CMV is able to infect many different cells in various tissues in the human body. Several CMV in vitro assays have proven thrombogenic potential and a procoagulant phenotype of endothelial cells [7]. In rat models, CMV infection has led to haemorrhage, thrombosis, and abnormal coagulation blood tests due to infection of endothelial cells comparable to DIC [8]. A recent report also suggests that CMV activates and interacts with a subset of human platelets without immediate thrombotic events but with enhanced inflammation due to neutrophil extravasation and formation of platelet-leukocyte aggregates [9]. In contrast, thrombosis in both arterial and venous circulation, detected via anti-cardiolipin-and anti-ß (2) glycoprotein I- antibodies, has been described in an immunocompetent patient with primary CMV infection [10].

DIC appears to be a very rare complication of disseminated CMV infection in general.

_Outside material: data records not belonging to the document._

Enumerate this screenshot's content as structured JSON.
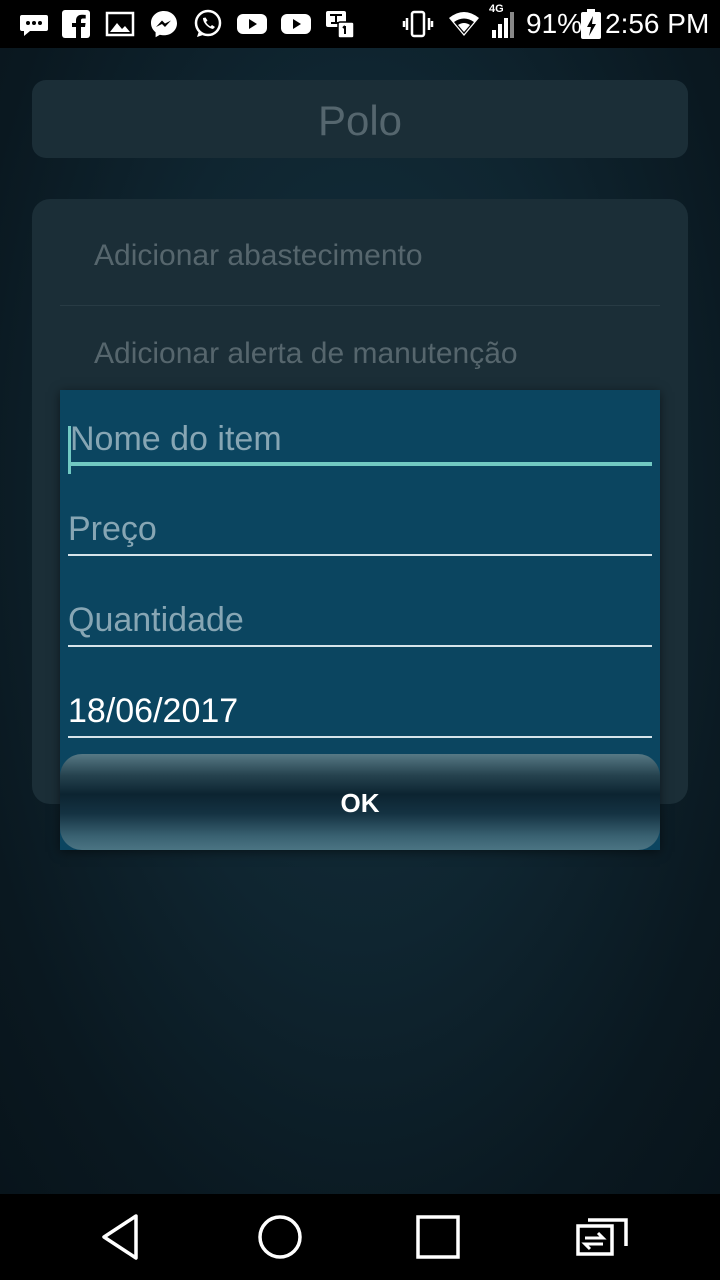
{
  "status_bar": {
    "battery_percent": "91%",
    "time": "2:56 PM",
    "network_type": "4G",
    "left_icons": [
      "messages-icon",
      "facebook-icon",
      "gallery-icon",
      "messenger-icon",
      "whatsapp-icon",
      "youtube-icon",
      "youtube-icon",
      "translate-notification-icon"
    ],
    "right_icons": [
      "vibrate-icon",
      "wifi-icon",
      "signal-icon",
      "battery-charging-icon"
    ]
  },
  "header": {
    "title": "Polo"
  },
  "menu": {
    "items": [
      {
        "label": "Adicionar abastecimento"
      },
      {
        "label": "Adicionar alerta de manutenção"
      }
    ]
  },
  "dialog": {
    "fields": [
      {
        "placeholder": "Nome do item",
        "value": ""
      },
      {
        "placeholder": "Preço",
        "value": ""
      },
      {
        "placeholder": "Quantidade",
        "value": ""
      },
      {
        "placeholder": "",
        "value": "18/06/2017"
      }
    ],
    "ok_label": "OK"
  },
  "nav_bar": {
    "buttons": [
      "back-icon",
      "home-icon",
      "recents-icon",
      "switch-app-icon"
    ]
  },
  "colors": {
    "dialog_bg": "#0b4560",
    "accent": "#71c9c2",
    "card_bg": "#1b2e37",
    "dim_text": "#56666d"
  }
}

It has been described rarely for immunosuppressed patients [2, 3], and only twice for immunocompetent patients [5, 6]. The first patient, reported in 1972, died of severe CMV cardiomyopathy and DIC after being treated with heparin and digoxin [6]. The second patient, reported in 2006, survived severe DIC due to plasma exchange treatment [5]. Treatment with ganciclovir or valganciclovir was not conducted in the second patient. To the best of our knowledge, the case presented here is the first case in which an immunocompetent patient with disseminated intravascular coagulation was treated with short-term valganciclovir administration with longitudinal analysis of CMV IgG avidity maturation and epithelial cell-directed neutralisation during CMV primary infection.

Treatment of CMV infections in immunosuppressed patients regularly includes the reduction of immunosuppressants, and/or treatment with antiviral drugs such as ganciclovir or valganciclovir [1]. In immunocompetent patients, however, a primary CMV infection is mostly self-limiting. Besides treating the underlying cause of DIC, DIC is usually treated with antifibrinolytic drugs such as cyclocapronic acid, supplementation of clotting agents, or plasma and low dose heparin.

In our patient, the primary CMV infection was diagnosed after excluding other possible diagnoses (e.g., negative blood cultures, no improvement after broad antibiotic treatment) and by detection of CMV-specific IgM reactivity in the context of low IgG avidity and low IgG levels in the absence of anti-CMV recgB2 IgG with broad epitope specific IgM reactivity against CMV IE1, p150, CM2, and p65 [11]. Fibroblast-specific neutralising antibodies usually become detectable after 4–5 months during primary infection. In contrast, the epithelial cell–specific neutralisation already emerges within five weeks of the onset of clinical symptoms. Therefore, immune control can be achieved about five weeks after the onset of symptoms.

We decided to start the treatment with valganciclovir as an attempt to stop the ongoing fever spikes and the progressive coagulopathy and aiming to avoid plasmapheresis. According to other reports of immunocompetent patients suffering from CMV infection of other organs (e.g., lung or bowel), treatment with only a few doses of valganciclovir influenced the course of disease positively [1215], and indeed, our patient improved rapidly within 24 h. Therefore, plasmapheresis and further treatment of DIC could be avoided. We suggest that inhibition of CMV proliferation with targeted antiviral treatment reduced the viral load significantly and stopped the progression of endothelial inflammation and therefore terminated the DIC. Thus, only immediate therapy with valganciclovir could successfully bridge the gap between the onset of symptoms and immune control.

Consent

Written informed consent was obtained from the patient for publication of this Case report and any accompanying images. A copy of the written consent is available for review by the Editor of this journal.